Reading about the first wave of the feminist movement always makes me feel a little cheated, I wish I could have been there with every fiber of my being. But then I realize that of course it’s not over, not even close. We still need feminism. I still need it.
Next, by Rachel Jones, a senior from McComb, in the southwestern part of the state.
Journey through the Rain
Raindrops in Mississippi are always fat. They fall from clouds no longer able to hold them and slide through the humidity, making a murky storm soup suspended in the atmosphere. In an early memory, I am standing outside the Boys and Girls Club peering into the soupy haze of this particular storm, waiting for my mother. Our routine is to walk, often hand in hand, through the “old projects” to our home in the “new projects.” Will we walk today? In a soft, rattled voice, I tell Mr. Tony, the counselor, that she’ll be here soon-- and she is. Dainty, and cowering beneath the barrage of wind and rain, she stands behind a tree, pulls her flimsy hood tighter over her face and flicks her wrist, beckoning me to come forward.
My mother feels it is her duty to teach me everything: how to long divide, how to play defense on the soccer field, how to follow through with my backhand, how to control my breathing when I run, how to protect myself, how to make one night’s meal last a week. She force feeds me each lesson with the firmness and sass I’m sure only a Southern woman can. But I ate my most valuable lesson when I saw her standing in the rain, soggy and focused: No matter the severity of the storm, if you have somewhere to go, you will just have to walk.
The little storms of life have left me doused. The wind of my parents’ perennial unemployment has blown away my umbrella. The chill of watching my mother scrape together dollar bills and dirty quarters to pay rent and wash our clothes has frozen me to the bone. The endless drizzle of watching my mother scrape alone, as the convicted felon I call “father” keeps his distance, has soaked through my raincoat.
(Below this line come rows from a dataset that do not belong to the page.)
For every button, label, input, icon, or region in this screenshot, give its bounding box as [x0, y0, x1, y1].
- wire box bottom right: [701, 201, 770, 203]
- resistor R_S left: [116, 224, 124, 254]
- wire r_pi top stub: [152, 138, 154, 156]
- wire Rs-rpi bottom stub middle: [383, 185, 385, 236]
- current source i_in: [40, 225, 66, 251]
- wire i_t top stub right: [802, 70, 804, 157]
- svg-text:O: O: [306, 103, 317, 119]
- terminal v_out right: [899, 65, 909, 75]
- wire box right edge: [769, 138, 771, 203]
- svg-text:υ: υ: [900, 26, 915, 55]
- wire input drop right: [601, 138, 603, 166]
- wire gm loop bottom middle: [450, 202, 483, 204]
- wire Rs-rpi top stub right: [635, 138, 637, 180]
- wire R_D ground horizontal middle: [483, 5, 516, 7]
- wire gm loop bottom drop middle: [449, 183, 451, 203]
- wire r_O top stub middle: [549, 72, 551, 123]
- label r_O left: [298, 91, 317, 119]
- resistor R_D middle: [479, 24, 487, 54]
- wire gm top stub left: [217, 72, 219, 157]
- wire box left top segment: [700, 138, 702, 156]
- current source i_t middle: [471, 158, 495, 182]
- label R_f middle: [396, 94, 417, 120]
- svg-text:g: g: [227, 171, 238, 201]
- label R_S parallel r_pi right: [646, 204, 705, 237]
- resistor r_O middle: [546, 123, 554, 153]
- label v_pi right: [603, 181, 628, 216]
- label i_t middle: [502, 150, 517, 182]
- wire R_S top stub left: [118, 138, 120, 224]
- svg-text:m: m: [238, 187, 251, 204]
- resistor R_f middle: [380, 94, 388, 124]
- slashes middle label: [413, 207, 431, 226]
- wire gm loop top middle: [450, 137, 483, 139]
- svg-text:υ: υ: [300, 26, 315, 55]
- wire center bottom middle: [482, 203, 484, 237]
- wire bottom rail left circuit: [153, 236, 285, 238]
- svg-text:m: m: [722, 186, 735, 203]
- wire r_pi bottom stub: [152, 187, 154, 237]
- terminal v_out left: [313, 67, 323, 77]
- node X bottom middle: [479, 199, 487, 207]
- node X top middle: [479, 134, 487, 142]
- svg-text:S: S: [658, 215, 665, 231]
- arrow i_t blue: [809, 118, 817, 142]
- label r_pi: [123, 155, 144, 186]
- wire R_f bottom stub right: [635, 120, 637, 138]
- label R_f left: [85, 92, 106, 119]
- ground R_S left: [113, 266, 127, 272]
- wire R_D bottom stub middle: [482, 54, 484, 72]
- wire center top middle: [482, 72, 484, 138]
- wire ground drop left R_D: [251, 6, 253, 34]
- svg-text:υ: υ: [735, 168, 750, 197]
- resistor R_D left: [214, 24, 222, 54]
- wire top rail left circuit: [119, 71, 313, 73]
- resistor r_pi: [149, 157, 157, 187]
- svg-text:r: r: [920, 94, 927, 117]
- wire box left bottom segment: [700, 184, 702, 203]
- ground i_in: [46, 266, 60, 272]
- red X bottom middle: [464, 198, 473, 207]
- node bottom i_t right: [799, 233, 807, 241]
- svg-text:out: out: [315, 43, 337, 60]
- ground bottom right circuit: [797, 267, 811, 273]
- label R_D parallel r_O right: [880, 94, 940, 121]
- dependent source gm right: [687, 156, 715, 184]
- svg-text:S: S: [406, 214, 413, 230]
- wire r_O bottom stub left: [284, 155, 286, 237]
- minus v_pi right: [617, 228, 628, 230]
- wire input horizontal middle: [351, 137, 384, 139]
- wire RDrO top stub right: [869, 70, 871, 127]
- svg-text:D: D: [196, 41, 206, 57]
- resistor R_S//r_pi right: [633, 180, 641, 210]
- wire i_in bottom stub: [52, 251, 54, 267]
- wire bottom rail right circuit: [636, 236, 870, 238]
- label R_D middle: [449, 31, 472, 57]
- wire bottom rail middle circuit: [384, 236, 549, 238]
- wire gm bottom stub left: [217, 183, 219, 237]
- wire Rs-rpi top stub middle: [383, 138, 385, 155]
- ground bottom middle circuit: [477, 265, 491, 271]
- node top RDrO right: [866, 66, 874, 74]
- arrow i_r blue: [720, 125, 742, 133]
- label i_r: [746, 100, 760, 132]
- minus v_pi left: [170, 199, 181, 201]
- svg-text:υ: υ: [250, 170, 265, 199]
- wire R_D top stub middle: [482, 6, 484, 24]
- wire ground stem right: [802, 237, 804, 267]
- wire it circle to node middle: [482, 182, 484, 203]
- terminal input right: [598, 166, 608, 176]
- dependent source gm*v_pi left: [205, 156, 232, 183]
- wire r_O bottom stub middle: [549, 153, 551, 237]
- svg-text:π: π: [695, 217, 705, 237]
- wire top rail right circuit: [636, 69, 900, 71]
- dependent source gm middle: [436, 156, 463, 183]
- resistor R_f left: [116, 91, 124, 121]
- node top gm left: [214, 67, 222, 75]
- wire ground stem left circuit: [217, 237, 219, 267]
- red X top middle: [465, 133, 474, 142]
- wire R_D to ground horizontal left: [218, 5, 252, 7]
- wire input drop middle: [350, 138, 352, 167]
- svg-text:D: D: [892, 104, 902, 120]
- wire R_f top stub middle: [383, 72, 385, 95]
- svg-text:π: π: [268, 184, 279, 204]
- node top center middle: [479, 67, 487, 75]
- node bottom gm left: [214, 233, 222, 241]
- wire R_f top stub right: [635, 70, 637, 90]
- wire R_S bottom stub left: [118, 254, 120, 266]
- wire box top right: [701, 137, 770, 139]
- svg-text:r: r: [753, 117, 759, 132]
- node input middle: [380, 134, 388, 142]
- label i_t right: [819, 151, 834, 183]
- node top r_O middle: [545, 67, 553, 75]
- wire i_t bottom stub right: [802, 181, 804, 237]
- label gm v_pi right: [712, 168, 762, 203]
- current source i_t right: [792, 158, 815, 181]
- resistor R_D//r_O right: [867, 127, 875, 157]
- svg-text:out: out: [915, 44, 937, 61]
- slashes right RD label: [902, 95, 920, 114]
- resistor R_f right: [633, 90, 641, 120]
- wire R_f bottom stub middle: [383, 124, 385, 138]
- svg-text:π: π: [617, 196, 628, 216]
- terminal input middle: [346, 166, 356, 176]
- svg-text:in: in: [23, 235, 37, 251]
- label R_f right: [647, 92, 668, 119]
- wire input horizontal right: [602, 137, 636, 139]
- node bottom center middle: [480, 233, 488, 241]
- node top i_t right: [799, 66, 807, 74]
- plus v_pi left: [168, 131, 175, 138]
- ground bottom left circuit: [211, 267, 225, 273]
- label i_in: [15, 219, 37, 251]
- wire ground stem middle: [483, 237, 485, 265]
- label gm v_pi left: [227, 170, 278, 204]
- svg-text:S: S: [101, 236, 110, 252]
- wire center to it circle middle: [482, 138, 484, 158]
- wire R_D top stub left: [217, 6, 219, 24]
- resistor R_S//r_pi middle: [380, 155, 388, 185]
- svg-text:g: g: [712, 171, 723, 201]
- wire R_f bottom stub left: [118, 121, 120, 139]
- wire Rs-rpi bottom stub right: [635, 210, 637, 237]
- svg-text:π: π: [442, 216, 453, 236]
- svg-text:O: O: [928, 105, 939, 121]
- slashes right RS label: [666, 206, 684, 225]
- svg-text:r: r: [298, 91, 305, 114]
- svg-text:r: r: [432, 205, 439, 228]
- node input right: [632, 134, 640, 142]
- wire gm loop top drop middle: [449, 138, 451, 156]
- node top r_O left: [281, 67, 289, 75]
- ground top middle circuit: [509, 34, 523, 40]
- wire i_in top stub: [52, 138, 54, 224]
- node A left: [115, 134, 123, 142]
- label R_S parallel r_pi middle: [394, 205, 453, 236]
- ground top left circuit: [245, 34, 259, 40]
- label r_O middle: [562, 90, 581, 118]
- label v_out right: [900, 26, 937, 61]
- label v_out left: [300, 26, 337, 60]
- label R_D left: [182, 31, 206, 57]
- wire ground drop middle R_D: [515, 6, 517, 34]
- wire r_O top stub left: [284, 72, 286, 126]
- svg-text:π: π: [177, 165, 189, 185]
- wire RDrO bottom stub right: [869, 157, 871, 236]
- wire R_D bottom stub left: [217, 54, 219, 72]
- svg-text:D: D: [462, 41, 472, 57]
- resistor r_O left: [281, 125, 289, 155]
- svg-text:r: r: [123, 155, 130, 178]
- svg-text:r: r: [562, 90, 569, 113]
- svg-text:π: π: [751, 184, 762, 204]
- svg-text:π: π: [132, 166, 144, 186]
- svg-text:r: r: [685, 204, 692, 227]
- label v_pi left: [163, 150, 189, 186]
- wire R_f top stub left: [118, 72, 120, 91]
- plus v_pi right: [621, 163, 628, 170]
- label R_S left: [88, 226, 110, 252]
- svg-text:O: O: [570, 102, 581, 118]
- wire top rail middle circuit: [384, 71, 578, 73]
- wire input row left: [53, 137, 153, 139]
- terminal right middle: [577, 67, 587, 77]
Still, with no forecast, new days come carrying with them a heavier downpour. Such as the days I’m not sure how to do my Organic Chemistry homework. Such as the days I have ten essays to write. Such as the days I have sore legs from playing soccer and cross country practice at 6:30 the next morning. I can’t think because it’s one o’clock in the morning. I’m running on bland coffee and four hours of sleep and the conversation with my mother that morning informing me that she is unable to pay rent this month as well, so I sit under the humming lamp of my desk, gazing at my Physics textbook and the “C” on last week’s calculus quiz, unaware that tomorrow I’ll be told my father lost yet another job.
Despite the rain, I have a destination that I’m determined to reach. My destination is having a thorough understanding of calculus. It’s having a killer serve. It’s running a marathon. It’s executing a flawless bicycle kick. It’s writing a set of words that thousands of people will digest and want more of. It’s looking into someone’s eyes and knowing I’ve helped. My destination is excellence. I’ve come a step closer to my destination by leaving my mother and brother four hours away to study at the Mississippi School for Mathematics and Science, which simply adds to my worries, but also to my optimism.
Skies grow overcast, but I’ve learned to disregard them since I find the prospect of failure more foreboding. I have places to go, and it’s always going to rain, but as long as my legs can move, I’ll walk if I have to.